Ohio glories in its flowering trees: Springtime finds the state glowing with the golden yellow blooms of Cornelian cherry dogwood and fragrant with the scent of Sargent crabapples. While their blooming season may end too quickly, many of Ohio's flowering trees produce colorful and/or edible fruit and brilliant fall color. Some even add interest to winter gardens.
Best known outside Ohio for the Ohio State University Buckeye teams that bear its name, the Ohio buckeye tree (Aesculus glabra) belongs to the horse chestnut family. In the autumn, Ohio's college campuses and forests blaze orange with the 60- to 80-foot trees' brilliant foliage.
Buckeye trees produce upright clusters of showy yellow and green blooms at the ends of their curving branches. The buckeyes themselves are nuts encased in spiny, dark brown husks. Trees tolerate sun, partial shade, or full shade and prefer rich, moist, acidic soil. Their dense canopies provide excellent shade, but discourage grass from growing under Ohio buckeyes.

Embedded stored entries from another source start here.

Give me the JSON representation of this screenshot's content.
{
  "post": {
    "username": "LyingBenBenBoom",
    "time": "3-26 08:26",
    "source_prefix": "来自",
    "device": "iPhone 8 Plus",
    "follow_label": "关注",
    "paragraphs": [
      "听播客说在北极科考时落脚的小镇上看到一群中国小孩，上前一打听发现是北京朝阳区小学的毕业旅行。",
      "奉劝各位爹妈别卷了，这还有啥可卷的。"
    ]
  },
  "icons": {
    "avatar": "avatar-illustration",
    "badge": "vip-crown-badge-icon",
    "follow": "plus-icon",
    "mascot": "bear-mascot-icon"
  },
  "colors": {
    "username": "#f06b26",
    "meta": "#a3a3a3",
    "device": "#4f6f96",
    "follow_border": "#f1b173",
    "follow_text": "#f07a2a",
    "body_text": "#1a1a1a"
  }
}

Sow the fresh seeds in fall, or buy young trees at nurseries. Trees work best away from driveways and streets so their fallen flowers, nuts and twigs aren't a problem. While squirrels love the buckeye nuts, every part of this tree, if ingested, is toxic to humans and livestock.

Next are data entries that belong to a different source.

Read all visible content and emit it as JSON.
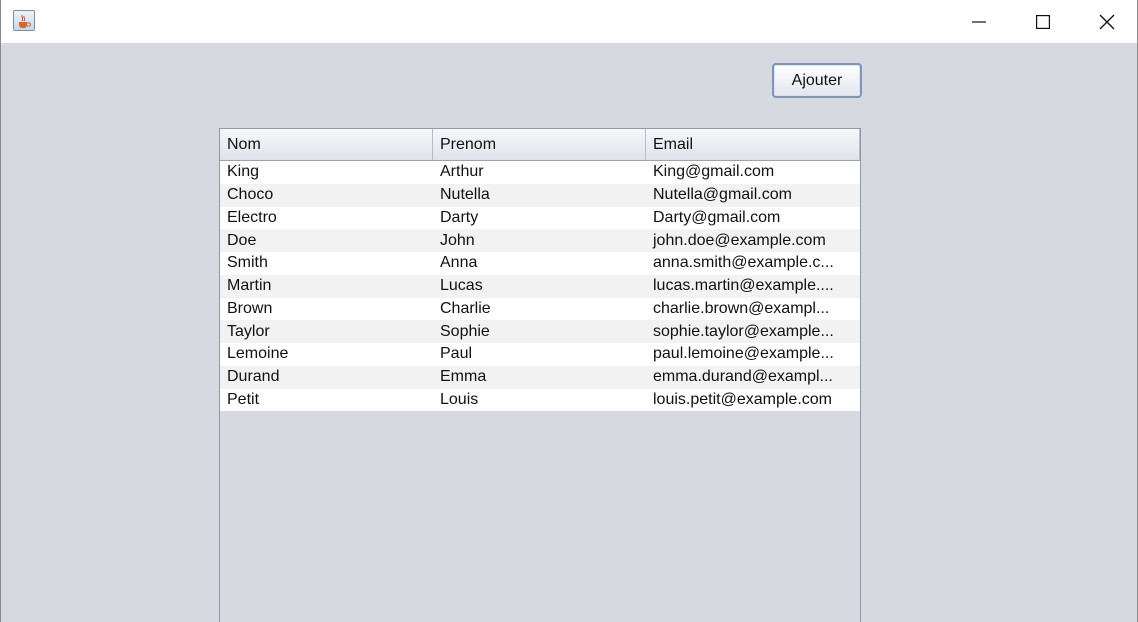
{
  "window": {
    "icon": "java-cup-icon",
    "controls": {
      "minimize": "minimize-icon",
      "maximize": "maximize-icon",
      "close": "close-icon"
    }
  },
  "toolbar": {
    "add_label": "Ajouter"
  },
  "table": {
    "columns": [
      "Nom",
      "Prenom",
      "Email"
    ],
    "rows": [
      [
        "King",
        "Arthur",
        "King@gmail.com"
      ],
      [
        "Choco",
        "Nutella",
        "Nutella@gmail.com"
      ],
      [
        "Electro",
        "Darty",
        "Darty@gmail.com"
      ],
      [
        "Doe",
        "John",
        "john.doe@example.com"
      ],
      [
        "Smith",
        "Anna",
        "anna.smith@example.c..."
      ],
      [
        "Martin",
        "Lucas",
        "lucas.martin@example...."
      ],
      [
        "Brown",
        "Charlie",
        "charlie.brown@exampl..."
      ],
      [
        "Taylor",
        "Sophie",
        "sophie.taylor@example..."
      ],
      [
        "Lemoine",
        "Paul",
        "paul.lemoine@example..."
      ],
      [
        "Durand",
        "Emma",
        "emma.durand@exampl..."
      ],
      [
        "Petit",
        "Louis",
        "louis.petit@example.com"
      ]
    ]
  }
}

Ohio's cigar tree (Catalpa bignonioides) has short, crooked branches with a spread equal to, or exceeding, its usual 25 to 40 foot height. Its pale green, heart-shaped leaves are between 6 and 12 inches long.
The cigar tree, says the Lady Bird Johnson Wildflower Center, puts on a spectacular floral display during May and June. The white flowers appear in clusters of between ten and 20 blossoms. Each 2-inch-wide flower has five ruffled petals. Two large and several smaller yellow spots as well as several small purple spots and stripes mark the blossom's throats. Its cigar-shaped seedpods are the tree's namesake.
Trees like shady locations with moist or wet soil. Buy young trees at nurseries, scatter seed where it is to grow in late winter or early spring, or propagate trees from stem cuttings. Remove root suckers to prevent unwanted spread.
Named for its unusual clusters of elongated creamy white blossoms, white fringetree (chionanthus virginicus) belongs to the olive tree family. Growing between 15 and 30 feet, white fringe tree also produces attractive deep blue grape-like fruit. Four to 6-inch long flowers long appear in April and May, just prior to or concurrent with the trees' dark green spear-shaped leaves.
Fruit ripens in late summer, providing a food source for birds and small mammals. Leaves turn yellow in the fall and the tree's white-striped gray bark provides garden interest during winter. These trees are effective as single specimens or planted in groups. They require partial shade and moist sandy soil, and do well along ponds and streambeds. Young trees are available at nurseries.